6-Month, 1-Year & 2-Year Long Term Drug and Alcohol Rehabs Near Me
What is a 1-2 Year long term Rehab?
Unless properly treated and addressed, dependence on any substance can have a disruptive effect on a person’s life that may eventually become impossible to undo. One of the many damaging outcomes of addiction is overdose which can have a fatal outcome. However, admission to rehab program that follows the principles of effective substance use disorder (SUD) treatment can help individuals achieve sobriety and recovery.1
The sooner a person starts treatment, the better. It is possible to differentiate between long-term and short-term rehab, as well as between treatment in an outpatient and inpatient setting. Long-term inpatient and residential rehab programs normally last between 30 and 90 days, this is simply not enough time to support the recovery of a person who has had a long and complicated history of substance abuse and relapse. In those cases, rehab programs that last a minimum of 6 months may be a more reliable alternative.1
Each individual battling drug and alcohol abuse is in a unique situation and has a unique set of needs. This is why there is a great emphasis on providing personalized treatment to all individuals in this situation. The duration and specific details of a person’s treatment plan depends on a long list of factors, but it is mainly the duration, severity, and pattern of substance abuse that define a person’s course of treatment.

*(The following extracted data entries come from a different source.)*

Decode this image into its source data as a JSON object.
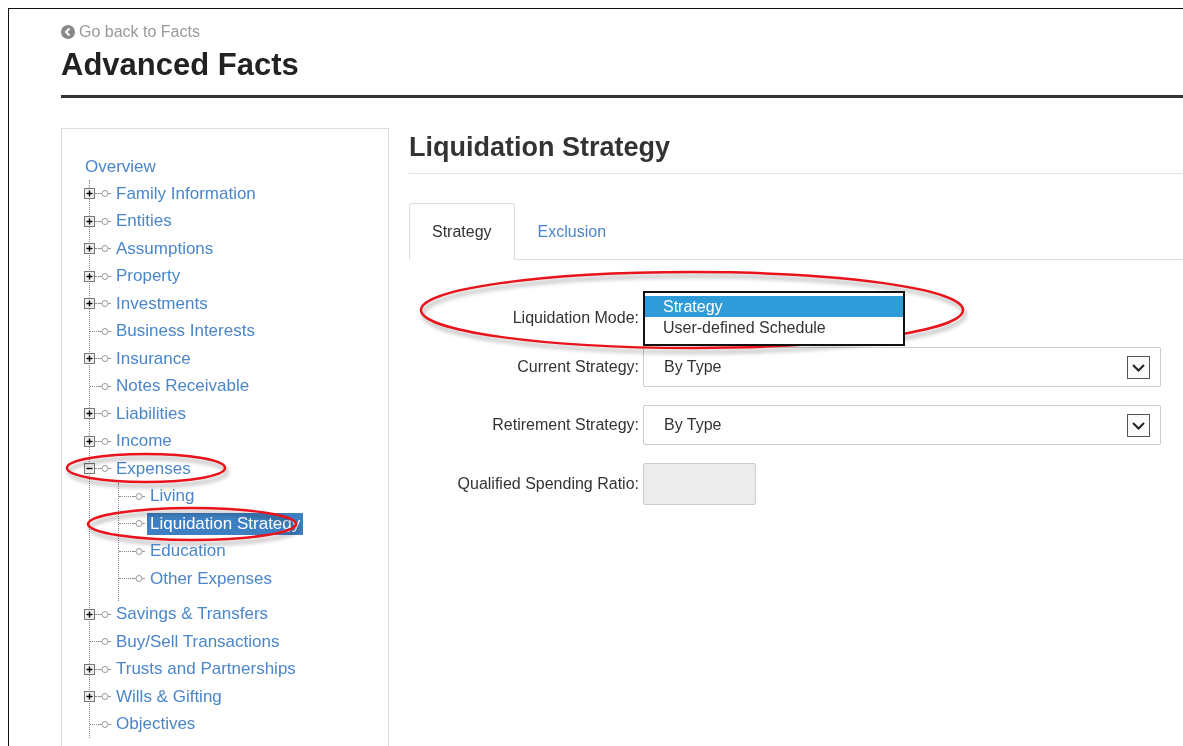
{
  "back_link": "Go back to Facts",
  "title": "Advanced Facts",
  "nav": {
    "overview": "Overview",
    "items": [
      {
        "label": "Family Information",
        "expanded": false,
        "selected": false
      },
      {
        "label": "Entities",
        "expanded": false,
        "selected": false
      },
      {
        "label": "Assumptions",
        "expanded": false,
        "selected": false
      },
      {
        "label": "Property",
        "expanded": false,
        "selected": false
      },
      {
        "label": "Investments",
        "expanded": false,
        "selected": false
      },
      {
        "label": "Business Interests",
        "selected": false
      },
      {
        "label": "Insurance",
        "expanded": false,
        "selected": false
      },
      {
        "label": "Notes Receivable",
        "selected": false
      },
      {
        "label": "Liabilities",
        "expanded": false,
        "selected": false
      },
      {
        "label": "Income",
        "expanded": false,
        "selected": false
      },
      {
        "label": "Expenses",
        "expanded": true,
        "selected": false,
        "circled": true,
        "children": [
          {
            "label": "Living",
            "selected": false
          },
          {
            "label": "Liquidation Strategy",
            "selected": true,
            "circled": true
          },
          {
            "label": "Education",
            "selected": false
          },
          {
            "label": "Other Expenses",
            "selected": false
          }
        ]
      },
      {
        "label": "Savings & Transfers",
        "expanded": false,
        "selected": false
      },
      {
        "label": "Buy/Sell Transactions",
        "selected": false
      },
      {
        "label": "Trusts and Partnerships",
        "expanded": false,
        "selected": false
      },
      {
        "label": "Wills & Gifting",
        "expanded": false,
        "selected": false
      },
      {
        "label": "Objectives",
        "selected": false
      }
    ]
  },
  "panel": {
    "title": "Liquidation Strategy",
    "tabs": [
      {
        "label": "Strategy",
        "selected": true
      },
      {
        "label": "Exclusion",
        "selected": false
      }
    ],
    "fields": [
      {
        "kind": "listbox",
        "label": "Liquidation Mode:",
        "circled": true,
        "options": [
          {
            "label": "Strategy",
            "selected": true
          },
          {
            "label": "User-defined Schedule",
            "selected": false
          }
        ]
      },
      {
        "kind": "select",
        "label": "Current Strategy:",
        "value": "By Type"
      },
      {
        "kind": "select",
        "label": "Retirement Strategy:",
        "value": "By Type"
      },
      {
        "kind": "input",
        "label": "Qualified Spending Ratio:",
        "disabled": true
      }
    ]
  }
}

For many individuals, only long-term treatment represents a viable solution that is likely to lead to positive outcomes. Depending on the person’s unique history and changing needs, a 6-month rehab program followed by outpatient aftercare may be an adequate choice. But for individuals battling a severe, longstanding substance use disorder, longer treatment options such as a 1-year or even a 2-year stay in a rehab program, sober living house, or another form of continuing care may be necessary to achieve stable, lasting recovery.1
What Is a Long-Term Rehab Center?
All programs that span longer than 30 days fall under the category of long-term rehabilitation. These programs include detoxification and rehabilitation. It’s a learning process which involves learning how to avoid relapse and avoid triggers that may lead to it.1
In general, programs which last less than 90 days are considered to be of limited effectiveness at addressing the issues which people with chronic substance use disorders face, especially if they were prone to relapse in the past.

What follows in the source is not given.